Because time runs backwards???

: Because just as the 80's ...

So Eric Wolf is in fact Edgar Cacye, or at least has a high-reliability
crystal ball and can see two-plus decades into the future? Somehow the
causal relationships appear to be strained by this explination of social
history in post-colonial First-World/Third-World Intellectualisms.

...
: of intellectuals, nurtured by the 60's Vietnam era of protest, and radical
: idealism,

Odd, I suppose that combat vets (US, Kiwi, Canadian, Aussie, even ARVN) who
publically hold PoMo views (academic, polemic, and political) could be so
characterized (as "nutured by ... protest"), and longitudinal studies of the
families of US Vietnam-era enlistees support an overwhelming affiliation with
such radical ideals as equality and economic enfranchisement...

The poster must be going somewhere, but where, and why???

: PM is the last gasp of the last generation of epistemological relativists
: from avoiding utter collapse -- from facing the failure of their own false
: egalitarian ideology...

???

: It's the same thing today in American humanities w/ PM-ism -- as with the
: epistemological solipsim of Post-WWII French intellectualism -- only the
: contexts are different. (And, one might add, the perspectives of the
: non-relativist intellectuals of France are steadfastly witheld from
: American shores, i.e., from English translations and U.S. publication, as
: a reviewer in a recent issue of <The Public Interest> noted.)

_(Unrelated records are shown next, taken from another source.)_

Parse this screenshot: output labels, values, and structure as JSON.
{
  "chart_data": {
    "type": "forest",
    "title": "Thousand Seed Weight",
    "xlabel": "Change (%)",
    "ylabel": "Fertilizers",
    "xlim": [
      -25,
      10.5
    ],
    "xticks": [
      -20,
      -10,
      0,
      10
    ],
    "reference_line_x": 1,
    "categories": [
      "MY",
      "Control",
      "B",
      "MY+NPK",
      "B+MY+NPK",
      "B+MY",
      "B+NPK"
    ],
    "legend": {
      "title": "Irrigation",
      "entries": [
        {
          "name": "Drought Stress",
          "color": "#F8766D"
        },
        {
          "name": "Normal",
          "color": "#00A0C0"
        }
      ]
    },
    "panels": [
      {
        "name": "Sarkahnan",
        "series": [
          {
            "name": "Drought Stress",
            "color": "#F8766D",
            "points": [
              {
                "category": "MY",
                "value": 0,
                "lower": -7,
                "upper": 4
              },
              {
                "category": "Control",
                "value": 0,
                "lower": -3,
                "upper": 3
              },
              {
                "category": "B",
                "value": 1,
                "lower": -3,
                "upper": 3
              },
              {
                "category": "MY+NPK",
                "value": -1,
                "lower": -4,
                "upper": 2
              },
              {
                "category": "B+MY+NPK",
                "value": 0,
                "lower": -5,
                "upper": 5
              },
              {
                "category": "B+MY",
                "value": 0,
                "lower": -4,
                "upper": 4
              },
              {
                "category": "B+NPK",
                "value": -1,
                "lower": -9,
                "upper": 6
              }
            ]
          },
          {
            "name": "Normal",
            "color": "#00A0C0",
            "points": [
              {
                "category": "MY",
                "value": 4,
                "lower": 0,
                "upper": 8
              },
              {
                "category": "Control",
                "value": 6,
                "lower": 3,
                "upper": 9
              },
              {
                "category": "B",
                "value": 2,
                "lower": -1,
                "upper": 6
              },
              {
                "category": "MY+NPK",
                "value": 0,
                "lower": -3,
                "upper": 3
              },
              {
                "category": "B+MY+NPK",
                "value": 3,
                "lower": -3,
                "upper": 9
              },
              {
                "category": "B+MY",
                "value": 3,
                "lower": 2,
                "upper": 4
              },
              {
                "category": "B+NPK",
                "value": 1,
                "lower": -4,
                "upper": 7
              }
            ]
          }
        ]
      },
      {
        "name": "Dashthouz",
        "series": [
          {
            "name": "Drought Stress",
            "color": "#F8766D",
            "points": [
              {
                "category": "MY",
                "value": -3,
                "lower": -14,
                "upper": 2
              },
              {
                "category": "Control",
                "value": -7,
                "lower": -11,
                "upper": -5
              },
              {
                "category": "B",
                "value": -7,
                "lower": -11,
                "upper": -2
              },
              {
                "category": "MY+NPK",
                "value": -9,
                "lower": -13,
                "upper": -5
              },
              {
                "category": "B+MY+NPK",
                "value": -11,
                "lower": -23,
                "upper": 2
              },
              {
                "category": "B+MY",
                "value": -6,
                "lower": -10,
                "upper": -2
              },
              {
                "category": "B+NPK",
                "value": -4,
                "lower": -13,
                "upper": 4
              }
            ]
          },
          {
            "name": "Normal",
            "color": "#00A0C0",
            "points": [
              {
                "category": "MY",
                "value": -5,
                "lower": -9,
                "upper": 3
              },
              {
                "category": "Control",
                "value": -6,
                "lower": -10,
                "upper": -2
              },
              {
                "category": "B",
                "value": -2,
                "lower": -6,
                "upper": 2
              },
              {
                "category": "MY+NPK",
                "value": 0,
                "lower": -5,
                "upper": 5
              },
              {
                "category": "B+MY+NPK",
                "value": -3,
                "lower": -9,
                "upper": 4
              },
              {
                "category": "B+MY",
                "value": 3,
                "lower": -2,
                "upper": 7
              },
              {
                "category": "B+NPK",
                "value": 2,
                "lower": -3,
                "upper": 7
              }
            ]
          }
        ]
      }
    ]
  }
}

This is wierd. I don't know a single person in US academia who pretends to
an opinion on French Intellecutal History, who can't (and doesn't) read at
the very least LMD and at least one current theory journal. The notion that
some aspects of French Intellecutal debate are not making it across the Pond
requires that extant people become inextant...

: ---- Orson Olson, Univ. Of Colorado, Boulder

Not a friend of Robert Johnson by any chance are you? Like RJ, you do seem
to perch on a soapbox with a rather visible distain for the risk of a slip,
and your critique does rely rather heavily upon indirect means.